Wednesday, January 11, 2012

Hot Chicken Salad in Avocado

Hot Chicken Salad in Avocado

Ingredients:
  • 2 cups chopped cooked chicken
  • 1/2 cup mayo or Miracle Whip
  • 2 medium avocados, halved and peeled
  • 1 tsp. lemon juice
  • 2 tbsp. grated parmesan cheese
Directions:
  1. Preheat oven to 350 degrees. 
  2. Combine chicken and mayo and mix well. 
  3. Brush the avocados with the lemon juice. 
  4. Spoon chicken salad into the avocado and place in a baking dish. 
  5. Top with the cheese. Bake for 30 minutes.
You can make the chicken salad any way you prefer. Some like to add other ingredients. I don't normally.

Tuesday, January 10, 2012

Omelet Muffin Cups

Omelet Muffin Cups

Nice brunch for company or breakfast if you like.

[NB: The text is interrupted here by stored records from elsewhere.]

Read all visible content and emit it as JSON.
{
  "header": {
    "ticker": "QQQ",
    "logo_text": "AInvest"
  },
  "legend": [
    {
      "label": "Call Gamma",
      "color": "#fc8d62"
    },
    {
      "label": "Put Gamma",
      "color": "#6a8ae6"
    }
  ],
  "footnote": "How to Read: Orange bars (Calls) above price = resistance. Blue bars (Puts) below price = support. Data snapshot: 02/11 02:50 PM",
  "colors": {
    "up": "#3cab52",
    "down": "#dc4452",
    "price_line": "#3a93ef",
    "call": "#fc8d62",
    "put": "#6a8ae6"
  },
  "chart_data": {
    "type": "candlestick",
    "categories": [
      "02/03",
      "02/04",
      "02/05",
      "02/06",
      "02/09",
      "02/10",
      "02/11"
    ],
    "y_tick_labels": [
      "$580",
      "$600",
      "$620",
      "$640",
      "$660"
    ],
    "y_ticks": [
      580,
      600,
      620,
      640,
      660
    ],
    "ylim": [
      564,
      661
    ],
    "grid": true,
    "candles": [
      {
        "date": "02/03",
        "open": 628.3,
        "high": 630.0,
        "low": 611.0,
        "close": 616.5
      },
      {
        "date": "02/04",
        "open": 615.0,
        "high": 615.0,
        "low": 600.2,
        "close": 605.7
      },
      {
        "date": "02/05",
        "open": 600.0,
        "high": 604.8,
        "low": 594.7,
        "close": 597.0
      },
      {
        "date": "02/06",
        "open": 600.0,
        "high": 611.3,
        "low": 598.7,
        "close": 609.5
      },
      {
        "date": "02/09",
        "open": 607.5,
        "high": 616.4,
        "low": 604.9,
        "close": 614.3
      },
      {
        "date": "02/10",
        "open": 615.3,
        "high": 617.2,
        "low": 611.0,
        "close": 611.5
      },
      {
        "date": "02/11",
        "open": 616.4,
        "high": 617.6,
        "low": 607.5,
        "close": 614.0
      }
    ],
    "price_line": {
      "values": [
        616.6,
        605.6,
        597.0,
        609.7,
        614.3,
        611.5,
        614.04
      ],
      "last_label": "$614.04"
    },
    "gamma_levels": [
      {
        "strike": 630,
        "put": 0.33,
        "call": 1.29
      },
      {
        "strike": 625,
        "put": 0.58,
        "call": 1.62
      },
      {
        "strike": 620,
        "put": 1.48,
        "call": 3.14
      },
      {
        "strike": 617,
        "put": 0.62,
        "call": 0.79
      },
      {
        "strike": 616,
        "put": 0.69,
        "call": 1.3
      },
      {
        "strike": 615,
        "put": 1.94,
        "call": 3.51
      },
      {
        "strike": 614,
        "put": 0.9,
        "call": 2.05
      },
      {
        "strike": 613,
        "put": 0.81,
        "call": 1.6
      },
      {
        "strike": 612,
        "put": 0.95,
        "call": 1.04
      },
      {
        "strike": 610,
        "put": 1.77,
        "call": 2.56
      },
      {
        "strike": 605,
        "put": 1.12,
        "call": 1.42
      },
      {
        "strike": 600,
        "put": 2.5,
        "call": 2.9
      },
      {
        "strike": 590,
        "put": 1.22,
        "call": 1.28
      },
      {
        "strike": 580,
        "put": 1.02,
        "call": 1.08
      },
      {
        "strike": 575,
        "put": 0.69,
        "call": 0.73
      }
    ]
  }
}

Ingredients (amount depends on number of muffins being served)

  • Butter or spray
  • eggs
  • milk
  • omelet ingredients to taste
    • crumbled bacon
    • hamburger or ground turkey (browned)
    • veggies
    • chopped green onion, red onion or Vidalia onion
    • frozen hash brown potatoes
  • sea salt
  • pepper
  • shredded cheese (mild cheddar, sharp cheddar, Mexican mix, Italian Mix)

Directions:

  1. Preheat oven to 350 degrees.
  2. Coat 4 nonstick muffin cups with butter or spray. 
  3. Melt butter and put into a large bowl. 
  4. Add omelet ingredients of choice
  5. Add 2 egg whites to the butter; add sea salt and pepper to taste and mix thoroughly. 
  6. Place 1/2 cup of the ingredients into each muffin cup, firmly pressing into bottom and side of each cup.
  7. Add the eggs.
  8. Top with cheese.
  9. Bake for 15-20 minutes

Monday, January 9, 2012

Broiled Halibut Steak

Broiled Halibut Steak

Ingredients:

  • 2 lbs. halibut steaks
  • 2 tbsp. fresh squeezed orange juice
  • 1 tbsp. orange zest
  • 1/2 tsp. Worchestershire sauce
  • 2 tbsp. butter
  • sea salt

Directions:

  1. Combine all ingredients and brush mixture over the steaks. 
  2. Cut butter into small pieces and scatter over the top of the steaks. 
  3. Place under the broiler until the fish meets your desired doneness. We prefer our fish well done - about 15 minutes.